Reporting in the journal Sleep, lead author Patrick Finan, assistant professor of psychiatry and behavioral sciences at the Johns Hopkins University School of Medicine, and his colleagues conducted one of the first studies comparing the two types of sleep—interrupted sleep and abbreviated sleep—in a group of 62 healthy men and women who were good sleepers. The participants spent three days and nights in a sleep lab and answered questions about their mood every evening before dozing off. While they slept, the researchers measured their sleep stages so they could document when and how much of each stage of sleep, from light to deeper slumber, each volunteer got every night. A third were randomly assigned to be woken up several times a night, another third were not allowed to go to sleep until later but weren’t woken up, and the final group, which acted as the control, was allowed to sleep uninterrupted through the night.
When Finan compared the three groups’ mood ratings, he found that the interrupted and short sleepers both showed drops in positive mood after the first night. But on the next nights, the interrupted sleepers continued to report declining positive feelings while the short sleepers did not—they stayed at about the same level they had reported after the first night. This drop in positive mood occurred regardless of what the participants reported on the negative mood scale. So having disrupted sleep, says Finan, may have a stronger effect on dampening positive mood than it does on increasing negative emotions.
When he looked at the brain patterns of the two disrupted sleep groups, he found that those who woke up repeatedly showed less slow wave sleep, or the deep sleep that is normally linked to feeling restored and rested, than those getting the same amount of sleep but in a continuous session. “We saw a drop in slow wave sleep so large and sudden, and it was associated with a striking drop in positive mood that was significantly different than in the other group,” he says.
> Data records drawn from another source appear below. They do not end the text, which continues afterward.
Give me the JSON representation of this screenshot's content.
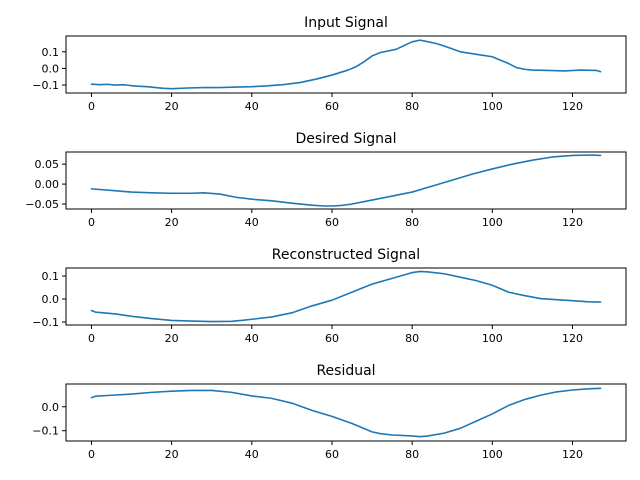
{
  "colors": {
    "line": "#1f77b4",
    "axes": "#000000",
    "background": "#ffffff"
  },
  "chart_data": [
    {
      "type": "line",
      "title": "Input Signal",
      "xlabel": "",
      "ylabel": "",
      "xlim": [
        -6.35,
        133.35
      ],
      "ylim": [
        -0.148,
        0.195
      ],
      "xticks": [
        0,
        20,
        40,
        60,
        80,
        100,
        120
      ],
      "xtick_labels": [
        "0",
        "20",
        "40",
        "60",
        "80",
        "100",
        "120"
      ],
      "yticks": [
        -0.1,
        0.0,
        0.1
      ],
      "ytick_labels": [
        "−0.1",
        "0.0",
        "0.1"
      ],
      "grid": false,
      "series": [
        {
          "x": [
            0,
            2,
            4,
            6,
            8,
            10,
            12,
            14,
            16,
            18,
            20,
            24,
            28,
            32,
            36,
            40,
            44,
            48,
            52,
            56,
            60,
            64,
            66,
            68,
            70,
            72,
            76,
            80,
            82,
            84,
            86,
            88,
            92,
            96,
            100,
            102,
            104,
            106,
            108,
            110,
            114,
            118,
            122,
            126,
            127
          ],
          "y": [
            -0.095,
            -0.098,
            -0.096,
            -0.1,
            -0.098,
            -0.104,
            -0.108,
            -0.11,
            -0.115,
            -0.12,
            -0.122,
            -0.118,
            -0.115,
            -0.115,
            -0.112,
            -0.11,
            -0.105,
            -0.097,
            -0.085,
            -0.065,
            -0.04,
            -0.01,
            0.01,
            0.04,
            0.075,
            0.095,
            0.115,
            0.16,
            0.17,
            0.16,
            0.15,
            0.135,
            0.1,
            0.085,
            0.07,
            0.05,
            0.03,
            0.005,
            -0.005,
            -0.01,
            -0.012,
            -0.015,
            -0.01,
            -0.012,
            -0.02
          ]
        }
      ]
    },
    {
      "type": "line",
      "title": "Desired Signal",
      "xlabel": "",
      "ylabel": "",
      "xlim": [
        -6.35,
        133.35
      ],
      "ylim": [
        -0.0625,
        0.0805
      ],
      "xticks": [
        0,
        20,
        40,
        60,
        80,
        100,
        120
      ],
      "xtick_labels": [
        "0",
        "20",
        "40",
        "60",
        "80",
        "100",
        "120"
      ],
      "yticks": [
        -0.05,
        0.0,
        0.05
      ],
      "ytick_labels": [
        "−0.05",
        "0.00",
        "0.05"
      ],
      "grid": false,
      "series": [
        {
          "x": [
            0,
            5,
            10,
            15,
            20,
            25,
            28,
            32,
            36,
            40,
            45,
            50,
            55,
            58,
            60,
            62,
            65,
            70,
            75,
            80,
            85,
            90,
            95,
            100,
            105,
            110,
            115,
            120,
            125,
            127
          ],
          "y": [
            -0.012,
            -0.016,
            -0.02,
            -0.022,
            -0.023,
            -0.023,
            -0.022,
            -0.025,
            -0.033,
            -0.038,
            -0.042,
            -0.048,
            -0.053,
            -0.055,
            -0.055,
            -0.054,
            -0.05,
            -0.04,
            -0.03,
            -0.02,
            -0.005,
            0.01,
            0.025,
            0.038,
            0.05,
            0.06,
            0.068,
            0.072,
            0.073,
            0.072
          ]
        }
      ]
    },
    {
      "type": "line",
      "title": "Reconstructed Signal",
      "xlabel": "",
      "ylabel": "",
      "xlim": [
        -6.35,
        133.35
      ],
      "ylim": [
        -0.113,
        0.135
      ],
      "xticks": [
        0,
        20,
        40,
        60,
        80,
        100,
        120
      ],
      "xtick_labels": [
        "0",
        "20",
        "40",
        "60",
        "80",
        "100",
        "120"
      ],
      "yticks": [
        -0.1,
        0.0,
        0.1
      ],
      "ytick_labels": [
        "−0.1",
        "0.0",
        "0.1"
      ],
      "grid": false,
      "series": [
        {
          "x": [
            0,
            1,
            3,
            6,
            10,
            15,
            20,
            25,
            30,
            35,
            38,
            40,
            45,
            50,
            55,
            60,
            65,
            70,
            75,
            80,
            82,
            84,
            88,
            92,
            96,
            100,
            104,
            108,
            112,
            116,
            120,
            124,
            127
          ],
          "y": [
            -0.05,
            -0.057,
            -0.06,
            -0.065,
            -0.075,
            -0.085,
            -0.093,
            -0.096,
            -0.098,
            -0.097,
            -0.092,
            -0.088,
            -0.078,
            -0.06,
            -0.03,
            -0.005,
            0.03,
            0.065,
            0.09,
            0.115,
            0.12,
            0.118,
            0.11,
            0.095,
            0.08,
            0.06,
            0.03,
            0.015,
            0.002,
            -0.003,
            -0.007,
            -0.012,
            -0.013
          ]
        }
      ]
    },
    {
      "type": "line",
      "title": "Residual",
      "xlabel": "",
      "ylabel": "",
      "xlim": [
        -6.35,
        133.35
      ],
      "ylim": [
        -0.143,
        0.095
      ],
      "xticks": [
        0,
        20,
        40,
        60,
        80,
        100,
        120
      ],
      "xtick_labels": [
        "0",
        "20",
        "40",
        "60",
        "80",
        "100",
        "120"
      ],
      "yticks": [
        -0.1,
        0.0
      ],
      "ytick_labels": [
        "−0.1",
        "0.0"
      ],
      "grid": false,
      "series": [
        {
          "x": [
            0,
            1,
            5,
            10,
            15,
            20,
            25,
            30,
            35,
            40,
            45,
            50,
            55,
            60,
            65,
            70,
            72,
            75,
            80,
            82,
            84,
            88,
            92,
            96,
            100,
            104,
            108,
            112,
            116,
            120,
            124,
            127
          ],
          "y": [
            0.038,
            0.044,
            0.048,
            0.053,
            0.06,
            0.065,
            0.068,
            0.068,
            0.06,
            0.045,
            0.035,
            0.015,
            -0.015,
            -0.04,
            -0.07,
            -0.105,
            -0.112,
            -0.118,
            -0.122,
            -0.125,
            -0.122,
            -0.11,
            -0.09,
            -0.06,
            -0.03,
            0.005,
            0.03,
            0.048,
            0.062,
            0.07,
            0.075,
            0.077
          ]
        }
      ]
    }
  ]
}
That has implications for how everything from stress to depression can affect both sleep and mood. Previous data linked poor sleep and depression, and Finan says it may be worth delving deeper into understanding whether depression is associated with more interrupted sleep or shorter sleep. It’s also not clear whether there is some threshold at which too little sleep begins to adversely affect positive mood in the same way that disrupted sleep does. “It appears that losing slow wave sleep impairs the ability to recover or stabilize positive emotions in response to stressors,” he says. “So we should be paying attention to not just the quantity or quality of sleep, and not simply the quantity or quality of mood or emotions, but the combination of the two. It’s not news that sleep problems alter people’s mood. But the granularity we measured here sheds new light on that relationship.” You can’t avoid the demands of juggling your work and family obligations, and the inevitable stresses that any relationship entails, but you just might be able to lessen the blow with sleep—as long as it’s uninterrupted.